Deep Clustering based Boundary-Decoder Net for Inter and Intra Layer Stress Prediction of Heterogeneous Integrated IC Chip

TL;DR

This paper introduces a novel deep clustering boundary-decoder network for predicting inter and intra-layer stress in heterogeneous IC chips, outperforming existing methods by leveraging boundary conditions and clustering.

Contribution

The paper proposes a new boundary-decoder network combined with deep clustering for stress prediction in IC chips, addressing the ill-posed nature of the problem.

Findings

Outperforms baseline methods in train and test error.

Uses simulated stress image dataset of 1825 samples.

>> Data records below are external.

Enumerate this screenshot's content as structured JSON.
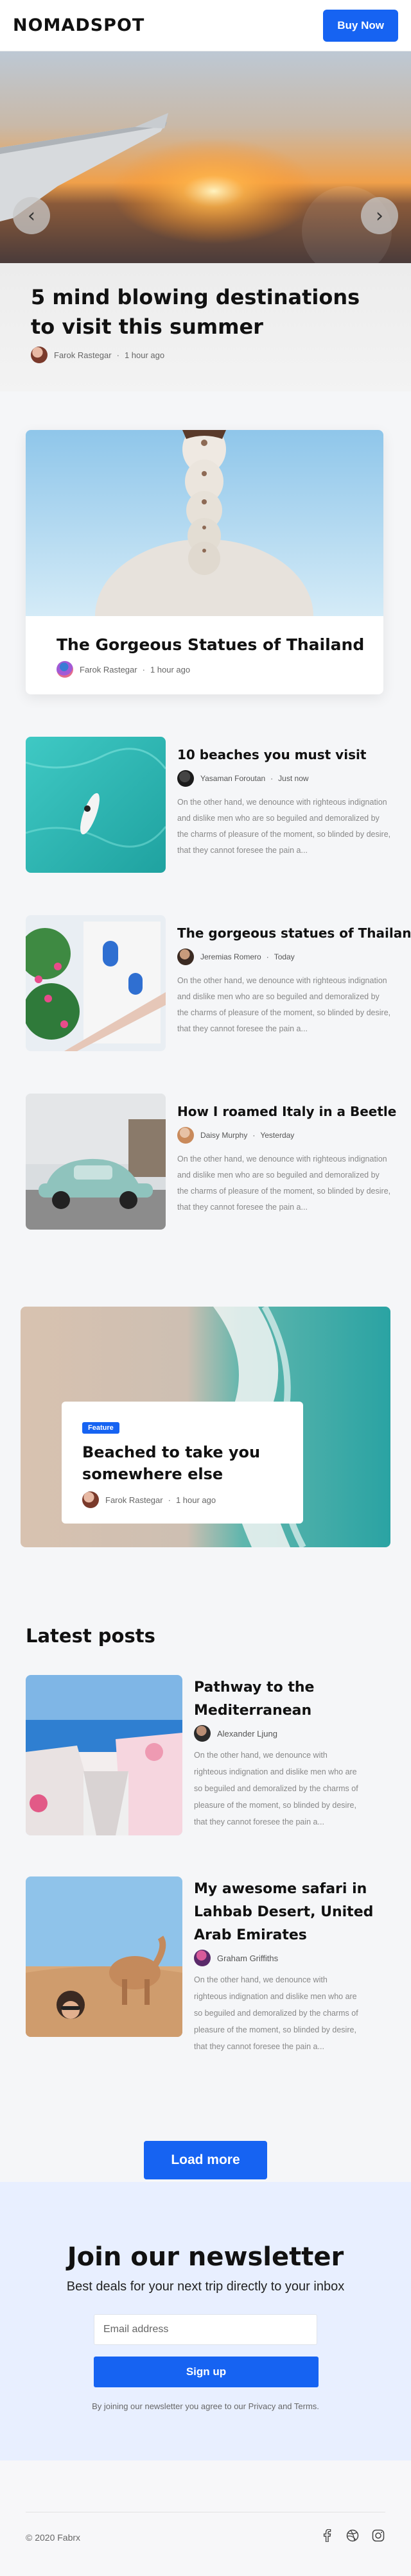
{
  "header": {
    "logo": "NOMADSPOT",
    "cta_label": "Buy Now"
  },
  "hero": {
    "title": "5 mind blowing destinations to visit this summer",
    "author": "Farok Rastegar",
    "time": "1 hour ago",
    "prev_icon": "chevron-left-icon",
    "next_icon": "chevron-right-icon"
  },
  "featured": {
    "title": "The Gorgeous Statues of Thailand",
    "author": "Farok Rastegar",
    "time": "1 hour ago"
  },
  "posts": [
    {
      "title": "10 beaches you must visit",
      "author": "Yasaman Foroutan",
      "time": "Just now",
      "excerpt_lines": [
        "On the other hand, we denounce with righteous indignation",
        "and dislike men who are so beguiled and demoralized by",
        "the charms of pleasure of the moment, so blinded by desire,",
        "that they cannot foresee the pain a..."
      ]
    },
    {
      "title": "The gorgeous statues of Thailand",
      "author": "Jeremias Romero",
      "time": "Today",
      "excerpt_lines": [
        "On the other hand, we denounce with righteous indignation",
        "and dislike men who are so beguiled and demoralized by",
        "the charms of pleasure of the moment, so blinded by desire,",
        "that they cannot foresee the pain a..."
      ]
    },
    {
      "title": "How I roamed Italy in a Beetle",
      "author": "Daisy Murphy",
      "time": "Yesterday",
      "excerpt_lines": [
        "On the other hand, we denounce with righteous indignation",
        "and dislike men who are so beguiled and demoralized by",
        "the charms of pleasure of the moment, so blinded by desire,",
        "that they cannot foresee the pain a..."
      ]
    }
  ],
  "beach_feature": {
    "badge": "Feature",
    "title": "Beached to take you somewhere else",
    "author": "Farok Rastegar",
    "time": "1 hour ago"
  },
  "latest": {
    "heading": "Latest posts",
    "items": [
      {
        "title": "Pathway to the Mediterranean",
        "author": "Alexander Ljung",
        "excerpt": "On the other hand, we denounce with righteous indignation and dislike men who are so beguiled and demoralized by the charms of pleasure of the moment, so blinded by desire, that they cannot foresee the pain a..."
      },
      {
        "title": "My awesome safari in Lahbab Desert, United Arab Emirates",
        "author": "Graham Griffiths",
        "excerpt": "On the other hand, we denounce with righteous indignation and dislike men who are so beguiled and demoralized by the charms of pleasure of the moment, so blinded by desire, that they cannot foresee the pain a..."
      }
    ],
    "load_more": "Load more"
  },
  "newsletter": {
    "title": "Join our newsletter",
    "subtitle": "Best deals for your next trip directly to your inbox",
    "email_placeholder": "Email address",
    "button": "Sign up",
    "note": "By joining our newsletter you agree to our Privacy and Terms."
  },
  "footer": {
    "copyright": "© 2020 Fabrx",
    "social_icons": [
      "facebook-icon",
      "dribbble-icon",
      "instagram-icon"
    ]
  },
  "colors": {
    "accent": "#1663f2",
    "newsletter_bg": "#e8efff"
  }
}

Effectively models stress distribution at material interfaces.

Abstract

High stress occurs when 3D heterogeneous IC packages are subjected to thermal cycling at extreme temperatures. Stress mainly occurs at the interface between different materials. We investigate stress image using latent space representation which is based on using deep generative model (DGM). However, most DGM approaches are unsupervised, meaning they resort to image pairing (input and output) to train DGM. Instead, we rely on a recent boundary-decoder (BD) net, which uses boundary condition and image pairing for stress modeling. The boundary net maps material parameters to the latent space co-shared by its image counterpart. Because such a setup is dimensionally wise ill-posed, we further couple BD net with deep clustering. To access the performance of our proposed method, we simulate an IC chip dataset comprising of 1825 stress images. We compare our new approach using variants of BD net as well as a baseline approach. We show that our approach is able to outperform all the comparison in terms of train and test error reduction.